[I need to point out that my answer needs to be viewed in the context that I don't believe we have an eternal soul, I believe god can destroy the soul as Jesus said, and therefore I don't believe there will be eternal suffering for us etc etc]
Your quoted genocide event isn't nowhere near as bad as killing the whole world by drowning. That would have been a better charge I think.
Nevertheless, God himself will take your life eventually, it makes little difference if he gets someone else to do it, or how they do it.
But before we even get to any of these later scriptures we need to ask why he allowed Cain to kill Abel, let alone anything that happened later on. We need to ask why he allowed Satan to be a catalyst to accelerate a cascade of sin. We need to ask what kind of god would deny us eternal life and why.
Then we will do much better to understand why he also said he hates violence, why he said that he wishes that no one had to die, and how he longs for everyone to be saved, and how to him all are alive, not dead.
The bigger picture of course is not easy to see if we dwell only on the mortifying horrors of what he has allowed and even pushed for. (Funny, nobody complains if violence saves their own life.) The sooner this tragic drama of 'man in charge' comes to an end, the sooner he can get things back to the way he wanted them to be in the first place, without violence or suffering of any kind.
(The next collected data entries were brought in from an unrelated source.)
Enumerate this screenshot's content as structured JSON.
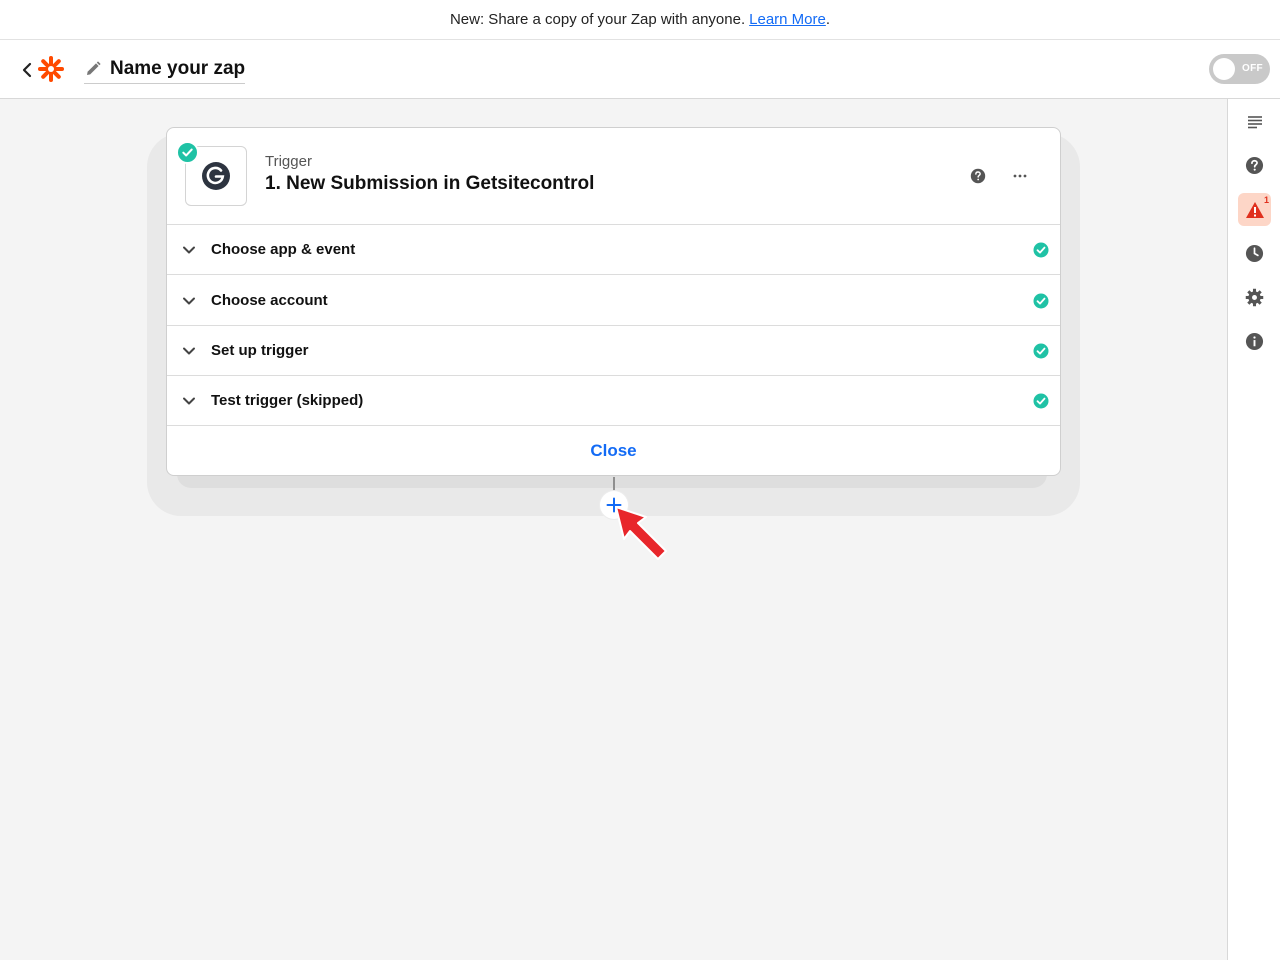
{
  "banner": {
    "text": "New: Share a copy of your Zap with anyone.",
    "link": "Learn More",
    "suffix": "."
  },
  "header": {
    "zap_name": "Name your zap",
    "toggle_label": "OFF",
    "toggle_state": "off"
  },
  "colors": {
    "brand_orange": "#ff4a00",
    "link_blue": "#136bf5",
    "success_green": "#1fc2a5",
    "alert_red": "#e0301e"
  },
  "rail": {
    "items": [
      {
        "icon": "outline-icon"
      },
      {
        "icon": "help-icon"
      },
      {
        "icon": "warning-icon",
        "badge": "1"
      },
      {
        "icon": "history-icon"
      },
      {
        "icon": "settings-icon"
      },
      {
        "icon": "info-icon"
      }
    ]
  },
  "step": {
    "type": "Trigger",
    "title": "1. New Submission in Getsitecontrol",
    "app_icon": "getsitecontrol-logo",
    "status": "complete",
    "sections": [
      {
        "label": "Choose app & event",
        "status": "complete"
      },
      {
        "label": "Choose account",
        "status": "complete"
      },
      {
        "label": "Set up trigger",
        "status": "complete"
      },
      {
        "label": "Test trigger (skipped)",
        "status": "complete"
      }
    ],
    "close_label": "Close"
  }
}
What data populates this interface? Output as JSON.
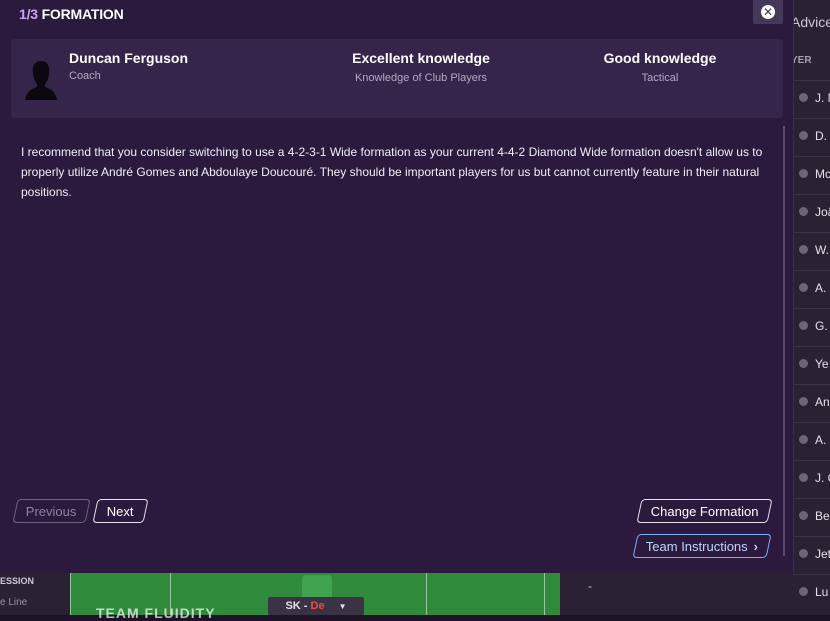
{
  "modal": {
    "step": "1/3",
    "title": "FORMATION"
  },
  "coach": {
    "name": "Duncan Ferguson",
    "role": "Coach",
    "knowledge": [
      {
        "title": "Excellent knowledge",
        "subtitle": "Knowledge of Club Players"
      },
      {
        "title": "Good knowledge",
        "subtitle": "Tactical"
      }
    ]
  },
  "advice": {
    "text": "I recommend that you consider switching to use a 4-2-3-1 Wide formation as your current 4-4-2 Diamond Wide formation doesn't allow us to properly utilize André Gomes and Abdoulaye Doucouré. They should be important players for us but cannot currently feature in their natural positions."
  },
  "buttons": {
    "previous": "Previous",
    "next": "Next",
    "change_formation": "Change Formation",
    "team_instructions": "Team Instructions"
  },
  "background": {
    "advice_tab": "Advice",
    "player_col": "YER",
    "rows": [
      "J. N",
      "D. C",
      "Mc",
      "Joã",
      "W.",
      "A.",
      "G.",
      "Ye",
      "An",
      "A.",
      "J. C",
      "Be",
      "Jet",
      "Lu"
    ],
    "left_label_1": "ESSION",
    "left_label_2": "e Line",
    "pitch_label": "TEAM FLUIDITY",
    "position": "SK",
    "role": "De",
    "dash": "-"
  }
}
Giving us free agency was a massive risk. Once our negative side was revealed it's too late to put the genie back in the bottle. Better to do what it takes to get the lessons over with. Once eternity is given it can't be taken back (or it wouldn't be eternity). The stakes are therefore enormous. No one can be allowed to 'do a lucifer' and be given eternity with the idea that sin is ok and doesn't matter. No one can be allowed to be locked in forever with misery in them. There is no other way except to live through and understand the consequences of our negative side. I don't know how many people he intends to make, but the sooner this violent show wraps up the better.
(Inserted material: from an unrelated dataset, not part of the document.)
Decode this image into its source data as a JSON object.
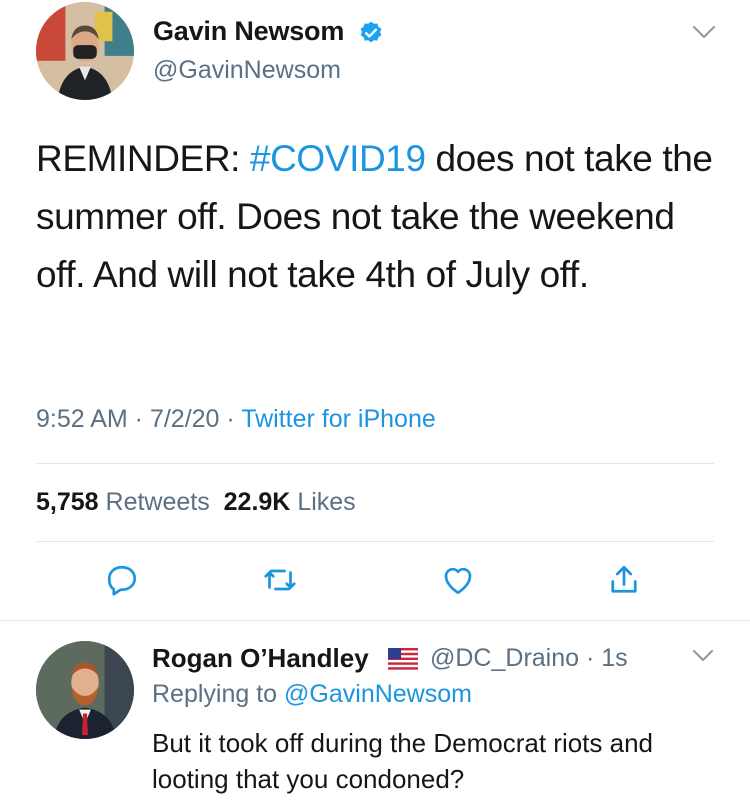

Is the suffering now worth enduring to gain an eternity later on? No contest.
God of-course is the only being who can commit genocide and still be able to reverse it later on (which he promised he will do). And that applies to him letting
everyone die, not just some pre-emptive action between two already barbarous groups in some ancient land designed to elevate a certain group for a certain purpose. He also let himself become a physical personal victim of our violent solutions, so nobody can lecture him on just how wrong violence is.
Should we be pi**ed off with God for letting people suffer? I say yes, it's ok to be, or we'd have an odd sense of justice if we weren't. Does God allow people to get hurt, even command that they be hurt? Yes, no argument from me. Does God give a **** about it? Does he know what he is doing? Actually, yes. And that's what many people don't seem to get.
We have to take all of God's words into account, not just those that bother us.
Genocidal, yes, by our standards. Maniac, no.